‘Não aguento mais, não estou dormindo’, diz sargento após matar colegas de farda no batalhão
Sargento já vinha reclamando que a escala de trabalho estava atrapalhando a rotina familiar
Pouco depois de matar dois policiais militares, dentro da 3ª Companhia da Polícia Militar de Salto, no interior de São Paulo, o sargento Claudio Henrique Frare Gouveia, 53 anos, acusado de ser o atirador, foi filmado falando que era perseguido por uma das vítimas. Ele usou um fuzil para cometer o crime.
As imagens de Gouveia já algemado foram divulgadas pelo Fantástico, da TV Globo, na noite de domingo, 21. Segundo a reportagem, o suspeito diz que era perseguido pelo capitão Josias Justi da Conceição Júnior.
“Eu não aguento mais, não estou dormindo, meu casamento acabou. Ela não devia ter destruído a minha vida. Ele destruiu a minha vida. Então, é elas por elas. Esse é o motivo pelo qual aconteceu, porque em nenhum momento ele voltou atrás e ninguém transferiu esse cara daqui. Então, eu não tenho o que fazer. Acabou”, disse.

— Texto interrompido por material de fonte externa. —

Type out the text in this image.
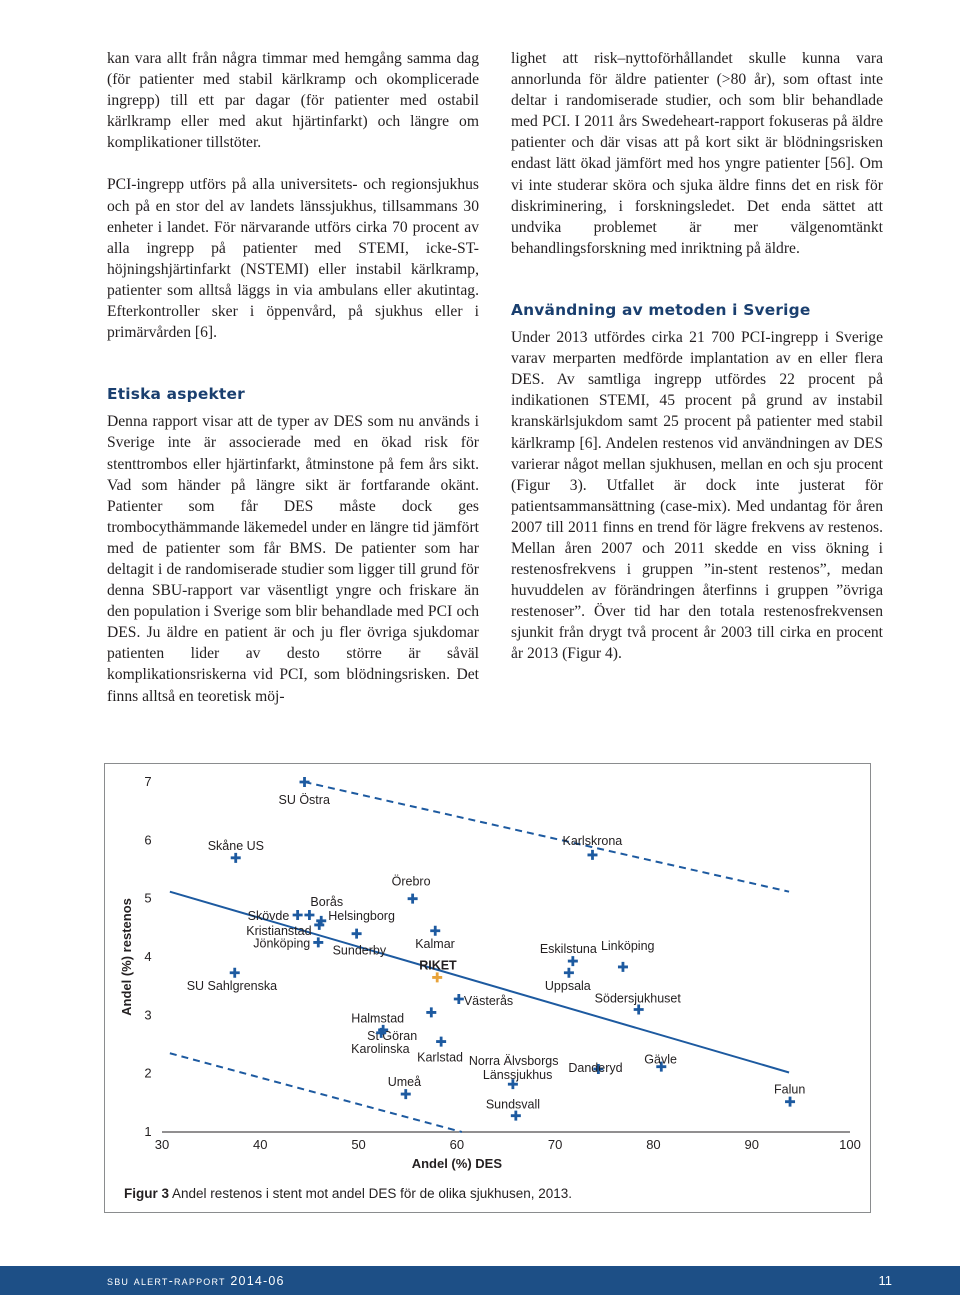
kan vara allt från några timmar med hemgång samma dag (för patienter med stabil kärlkramp och okomplicerade ingrepp) till ett par dagar (för patienter med ostabil kärlkramp eller med akut hjärtinfarkt) och längre om komplikationer tillstöter.

PCI-ingrepp utförs på alla universitets- och regionsjukhus och på en stor del av landets länssjukhus, tillsammans 30 enheter i landet. För närvarande utförs cirka 70 procent av alla ingrepp på patienter med STEMI, icke-ST-höjningshjärtinfarkt (NSTEMI) eller instabil kärlkramp, patienter som alltså läggs in via ambulans eller akutintag. Efterkontroller sker i öppenvård, på sjukhus eller i primärvården [6].

Etiska aspekter

Denna rapport visar att de typer av DES som nu används i Sverige inte är associerade med en ökad risk för stenttrombos eller hjärtinfarkt, åtminstone på fem års sikt. Vad som händer på längre sikt är fortfarande okänt. Patienter som får DES måste dock ges trombocythämmande läkemedel under en längre tid jämfört med de patienter som får BMS. De patienter som har deltagit i de randomiserade studier som ligger till grund för denna SBU-rapport var väsentligt yngre och friskare än den population i Sverige som blir behandlade med PCI och DES. Ju äldre en patient är och ju fler övriga sjukdomar patienten lider av desto större är såväl komplikationsriskerna vid PCI, som blödningsrisken. Det finns alltså en teoretisk möj-

lighet att risk–nyttoförhållandet skulle kunna vara annorlunda för äldre patienter (>80 år), som oftast inte deltar i randomiserade studier, och som blir behandlade med PCI. I 2011 års Swedeheart-rapport fokuseras på äldre patienter och där visas att på kort sikt är blödningsrisken endast lätt ökad jämfört med hos yngre patienter [56]. Om vi inte studerar sköra och sjuka äldre finns det en risk för diskriminering, i forskningsledet. Det enda sättet att undvika problemet är mer välgenomtänkt behandlingsforskning med inriktning på äldre.

Användning av metoden i Sverige

Under 2013 utfördes cirka 21 700 PCI-ingrepp i Sverige varav merparten medförde implantation av en eller flera DES. Av samtliga ingrepp utfördes 22 procent på indikationen STEMI, 45 procent på grund av instabil kranskärlsjukdom samt 25 procent på patienter med stabil kärlkramp [6]. Andelen restenos vid användningen av DES varierar något mellan sjukhusen, mellan en och sju procent (Figur 3). Utfallet är dock inte justerat för patientsammansättning (case-mix). Med undantag för åren 2007 till 2011 finns en trend för lägre frekvens av restenos. Mellan åren 2007 och 2011 skedde en viss ökning i restenosfrekvens i gruppen ”in-stent restenos”, medan huvuddelen av förändringen återfinns i gruppen ”övriga restenoser”. Över tid har den totala restenosfrekvensen sjunkit från drygt två procent år 2003 till cirka en procent år 2013 (Figur 4).

30	40	50	60	70	80	90	100
1
2
3
4
5
6
7
Andel (%) DES
Andel (%) restenos
SU Östra
Skåne US	Karlskrona
Örebro
Borås
Skövde	Helsingborg
Kristianstad
Sunderby Kalmar
Jönköping	Eskilstuna Linköping
RIKET
SU Sahlgrenska	Uppsala
Västerås	Södersjukhuset
Halmstad
St Göran
Karolinska
Karlstad
Danderyd
Gävle
Norra Älvsborgs
Länssjukhus
Umeå
Falun
Sundsvall
Figur 3 Andel restenos i stent mot andel DES för de olika sjukhusen, 2013.
sbu alert-rapport 2014-06	11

Outro vítima é o sargento Roberto Aparecido da Silva. O Gouveia já vinha reclamando da escala de trabalho dele e da esposa, que é lotada na mesma companhia, e isso estaria prejudicando a rotina familiar do casal, conforme apontaram pelo menos quatro testemunhas ouvidas pela Polícia.
Saúde mental
Imagens exibidas também pela emissora mostram Gouveia ajoelhado em frente à porta de um dos cômodos logo após chegar em casa de um plantão. O crime trouxe o questionamento a respeito da saúde mental dos policiais, visto que até matar os colegas, o sargento era conhecido por ser tranquilo e gentil em suas abordagens.
“É muito comum que as organizações policiais individualizarem o problema, tratando a questão como algo do indivíduo, de que ele teve um problema pontual, como um acesso de raiva ou um desvio”, explica a psicóloga Juliana Martins, coordernadora do Fórum Brasileiro de Segurança Pública.
Ainda segundo ela, não dá para falar de saúde mental sem falar da valorização da categoria, e melhores condições de trabalho. Ainda segundo o Fantástico, existem 80 mil PMs na ativa e são concedidos, em média, quatro afastamentos por dia por questões psiquiátricas. Entre 2019 e abril de 2023, foram 5,6 mil licenças.
O sistema é falho. Adriana Nunes Nogueira, tenente-coronel e psicóloga-chefe do Centro de Atenção Psicossocial da PM paulista, afirmou que o sistema acolhe menos de 1% da instituição.
"Não é porque não temos estrutura para isso, mas é que temos outros fatores de proteção, como a inspeção anual de saúde, onde ele se submete à uma avaliação médica e essa avaliação permite que ele possa identificar alguns fatores que ele precisa cuidar. Ele pode procurar um psicólogo civil ou militar. Medidas estão sendo adotadas para a gente ampliar a prestação de serviços", disse.
Procuradas pela reportagem, as famílias das duas vítimas do crime em Salto não quiseram falar. Parentes do capitão Justi, no entanto, enviaram uma nota afirmando que ele foi vítima de uma “barbárie” e que estão em estado de “profunda tristeza”. Também disseram que não permitirão que falácias infundadas manchem seu legado e honra.
Relembre o caso
O crime ocorreu no último dia 15, quando Gouveia disse a outros PMs que haveria um treinamento externo e pediu para que todos deixassem a companhia. Em seguida, ele trancou a porta, e armado com um fuzil, foi para sala onde estão o capitão e o outro sargento. No local, ele atira nove vezes. Gouveia se entrega sem nenhuma resistência.